A communication breakdown gradually erodes the love of a young couple in Daigo Matsui’s melancholy romantic drama, Just Remembering (ちょっと思い出しただけ, Chotto Omoidashita Dake). Inspired by Jim Jarmusch’s Night on Earth, Matsui’s city vistas are drenched in loneliness and regret made all the deeper by the enforced isolation of the coronavirus pandemic while echoing the sense of rueful nostalgia that draws the fated lovers back together but unites them only in their shared sadness.

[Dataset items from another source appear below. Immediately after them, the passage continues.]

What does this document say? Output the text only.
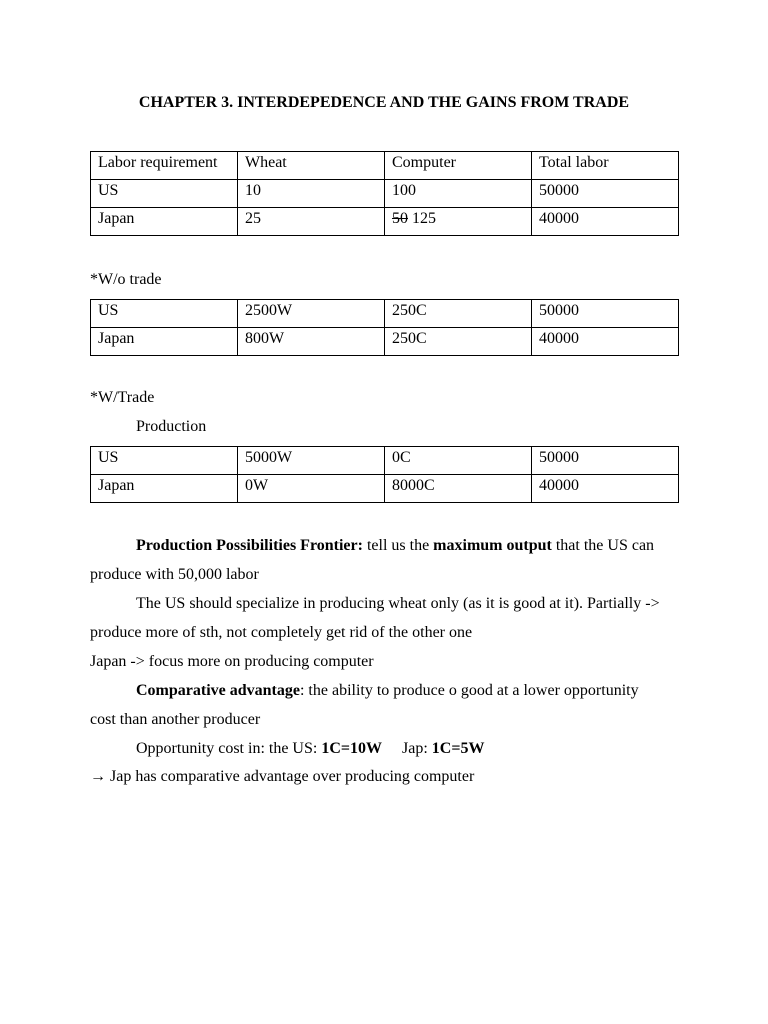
CHAPTER 3. INTERDEPEDENCE AND THE GAINS FROM TRADE

Labor requirement	Wheat	Computer	Total labor
US	10	100	50000
Japan	25	50 125	40000

*W/o trade

US	2500W	250C	50000
Japan	800W	250C	40000

*W/Trade

Production

US	5000W	0C	50000
Japan	0W	8000C	40000

Production Possibilities Frontier: tell us the maximum output that the US can

produce with 50,000 labor

The US should specialize in producing wheat only (as it is good at it). Partially ->

produce more of sth, not completely get rid of the other one

Japan -> focus more on producing computer

Comparative advantage: the ability to produce o good at a lower opportunity

cost than another producer

Opportunity cost in: the US: 1C=10W Jap: 1C=5W

→ Jap has comparative advantage over producing computer
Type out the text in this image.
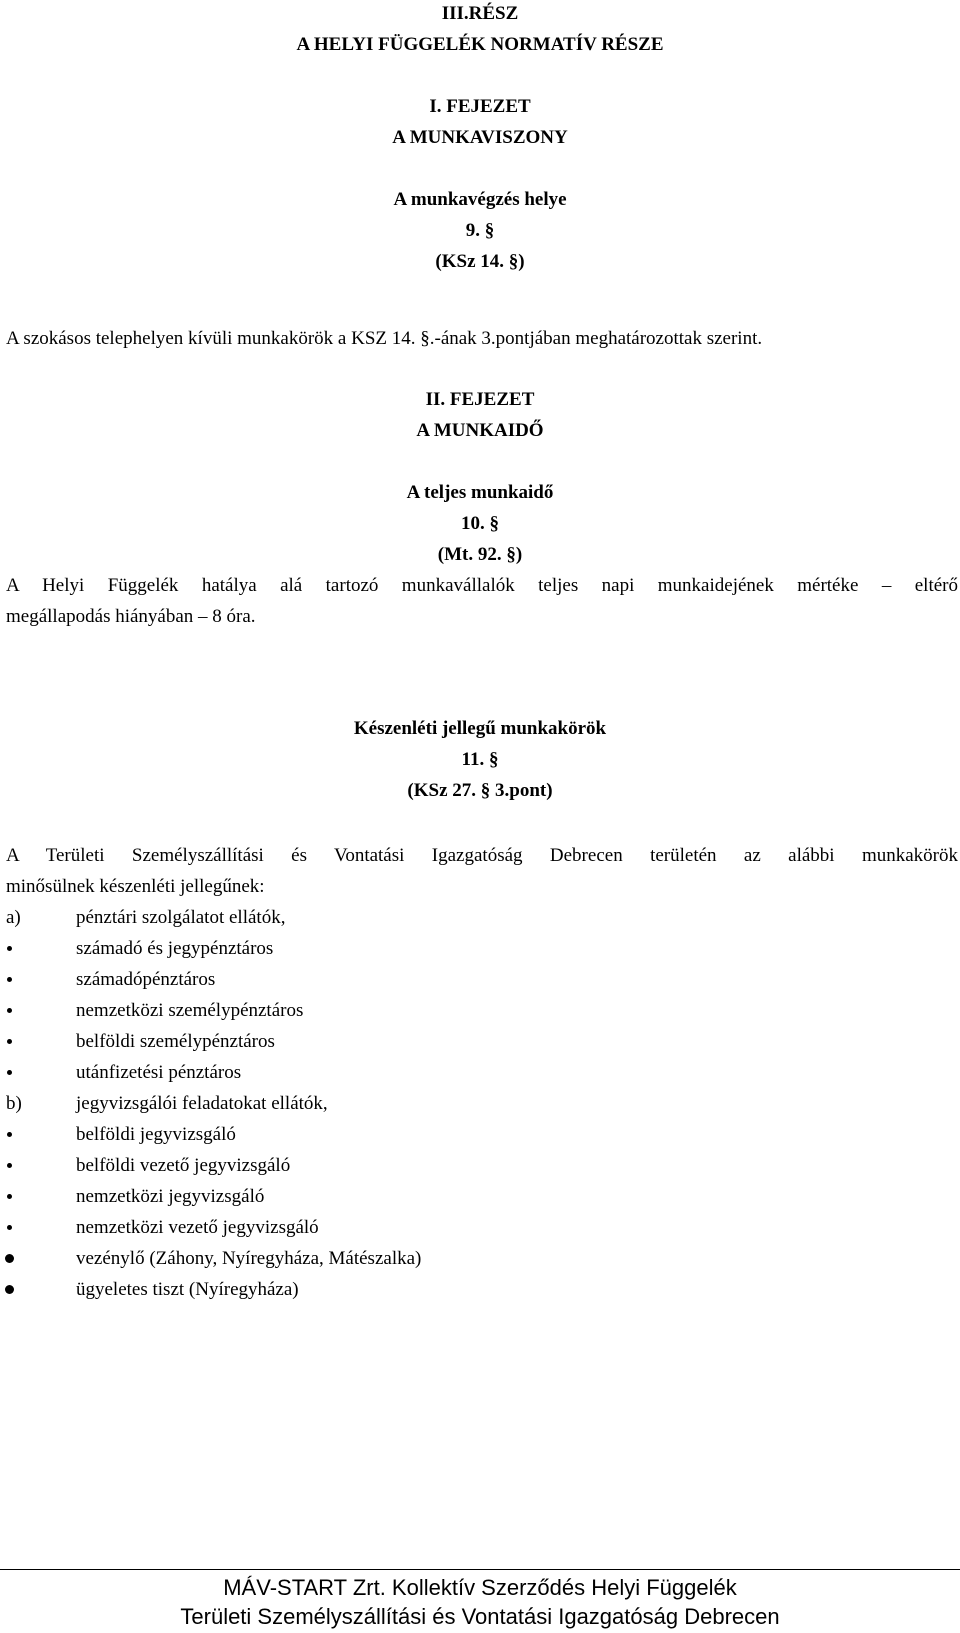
III.RÉSZ
A HELYI FÜGGELÉK NORMATÍV RÉSZE
I. FEJEZET
A MUNKAVISZONY
A munkavégzés helye
9. §
(KSz 14. §)
A szokásos telephelyen kívüli munkakörök a KSZ 14. §.-ának 3.pontjában meghatározottak szerint.
II. FEJEZET
A MUNKAIDŐ
A teljes munkaidő
10. §
(Mt. 92. §)
A Helyi Függelék hatálya alá tartozó munkavállalók teljes napi munkaidejének mértéke – eltérő
megállapodás hiányában – 8 óra.
Készenléti jellegű munkakörök
11. §
(KSz 27. § 3.pont)
A Területi Személyszállítási és Vontatási Igazgatóság Debrecen területén az alábbi munkakörök
minősülnek készenléti jellegűnek:
a)	pénztári szolgálatot ellátók,
számadó és jegypénztáros
számadópénztáros
nemzetközi személypénztáros
belföldi személypénztáros
utánfizetési pénztáros
b)	jegyvizsgálói feladatokat ellátók,
belföldi jegyvizsgáló
belföldi vezető jegyvizsgáló
nemzetközi jegyvizsgáló
nemzetközi vezető jegyvizsgáló
vezénylő (Záhony, Nyíregyháza, Mátészalka)
ügyeletes tiszt (Nyíregyháza)
MÁV-START Zrt. Kollektív Szerződés Helyi Függelék
Területi Személyszállítási és Vontatási Igazgatóság Debrecen
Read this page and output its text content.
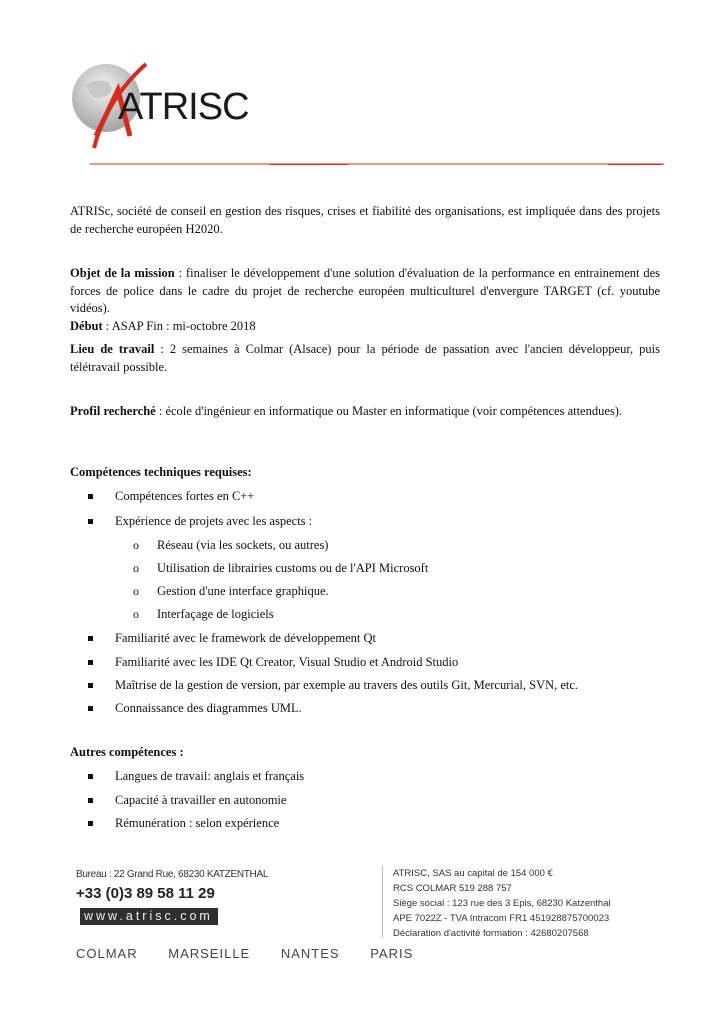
ATRISC
ATRISc, société de conseil en gestion des risques, crises et fiabilité des organisations, est impliquée dans des projets de recherche européen H2020.
Objet de la mission : finaliser le développement d'une solution d'évaluation de la performance en entrainement des forces de police dans le cadre du projet de recherche européen multiculturel d'envergure TARGET (cf. youtube vidéos).
Début : ASAP Fin : mi-octobre 2018
Lieu de travail : 2 semaines à Colmar (Alsace) pour la période de passation avec l'ancien développeur, puis télétravail possible.
Profil recherché : école d'ingénieur en informatique ou Master en informatique (voir compétences attendues).
Compétences techniques requises:
Compétences fortes en C++
Expérience de projets avec les aspects :
o Réseau (via les sockets, ou autres)
o Utilisation de librairies customs ou de l'API Microsoft
o Gestion d'une interface graphique.
o Interfaçage de logiciels
Familiarité avec le framework de développement Qt
Familiarité avec les IDE Qt Creator, Visual Studio et Android Studio
Maîtrise de la gestion de version, par exemple au travers des outils Git, Mercurial, SVN, etc.
Connaissance des diagrammes UML.
Autres compétences :
Langues de travail: anglais et français
Capacité à travailler en autonomie
Rémunération : selon expérience
Bureau : 22 Grand Rue, 68230 KATZENTHAL
+33 (0)3 89 58 11 29
www.atrisc.com
COLMAR MARSEILLE NANTES PARIS
ATRISC, SAS au capital de 154 000 €
RCS COLMAR 519 288 757
Siège social : 123 rue des 3 Epis, 68230 Katzenthal
APE 7022Z - TVA Intracom FR1 451928875700023
Déclaration d'activité formation : 42680207568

Told in a non-linear fashion, the film follows taxi driver Yo (Sairi Ito) and lighting technician Teruo (Sosuke Ikematsu) through the course of five year relationship picking up on each of Teruo’s July 26th birthdays as time ticks by with a weary fatalism expressed by an ever present wall clock. As the film opens, a lonely Teruo celebrates a birthday alone watching Night on Earth which we later learn to be his favourite film, a poster adorning the wall above his bed, and something of a touchstone in his relationship with Yo who is like Winona Ryder in the movie a woman who drives a taxi. Echoing the film’s title, each of them repeatedly encounters reminders of their time together from forgotten hair clips to outdated profile pictures that hint at the unresolved nature of their failed romance. In a park that leads to Teruo’s apartment, a man (Masatoshi Nagase) is often seen sitting by a tree waiting for his wife to arrive he says from the future. The man and his wife may perhaps represent an older version of Teruo and Yo though in contrast to his absolute faith and willingness to wait it’s uncertainty and an inability to reckon with intangible feeling that eventually disrupt their connection.
Awkward and anxious, Yo struggles to express herself in words yet is unable to understand the world without them whereas Teruo communicates through dance and feels words to be largely unimportant unable to fully convey thoughts and emotions. The pair are indeed the most connected when they’re dancing, the otherwise shy and subdued Yo captivated by Teruo’s movement and dropping her guard to dance spontaneously in a quiet back alley while the street guitarist who forever connects them plays quietly behind. When Teruo injures himself and is left unable to dance, it destroys his ability to communicate and places an unbearable strain on the relationship as he retreats to lick his wounds unwilling to bother Yo with his mental and physical pain while she resents the distance he places between them and reads his reluctance to burden her as a fault line in their romance. She tells him that however he may change her feelings won’t, which only sounds to him as if she only loves an abstract idea rather than the reality while he too fears that she won’t like the him that that isn’t a dancer because not even he really knows who that Teruo may turn out to be.
It’s telling in a way that the central love confession occurs in a taxi that’s being driven by someone else, a bemused older man who encourages the pair that it’s best to say what you want to say while you can and literally stops time for them by pausing the meter as twinkle twinkle little star echoes ironically in the background. Yo says she likes her taxi job because she has a desire to travel but not the ability to choose a destination and driving the taxi allows her to feel as if she’s on the way to something though she’s only following her passengers’ instructions. Her essential trait is passivity, feeling lost and aimless in her life and often allowing others to make her choices for her save when she follows the advice of a lovelorn barman (Jun Kunimura) who tells her that sometimes you have to chase after what you want only to later be disappointed when the wounded Teruo fails to chase after her. The barman tells her that she doesn’t understand love, and perhaps she doesn’t unwilling to trust her romantic destiny while perhaps neither does Teruo, always somehow waiting while gazing at visions of love on ordinary street, high school girls gossiping about boys, an elderly couple helping each other down the stairs, and a mother carrying her infant son.
It’s tempting to view their romance as doomed because they speak different languages while their continual role reversal suits neither of them very well, Yo quite literally in the driving seat but by her own admission having no idea where they’re going while Teruo struggles to communicate with her in terms she can understand. Yet they also share moments of true connection and vulnerability in which they are each understood by the other in a way they may never be again that leaves each of them with a lingering loneliness and regret for their failed romance. Love is an escape route, according to the wise old barman, but it’s one that continually eludes the two lovers who like the like man at the park are trapped in a state of perpetual waiting for a far off resolution.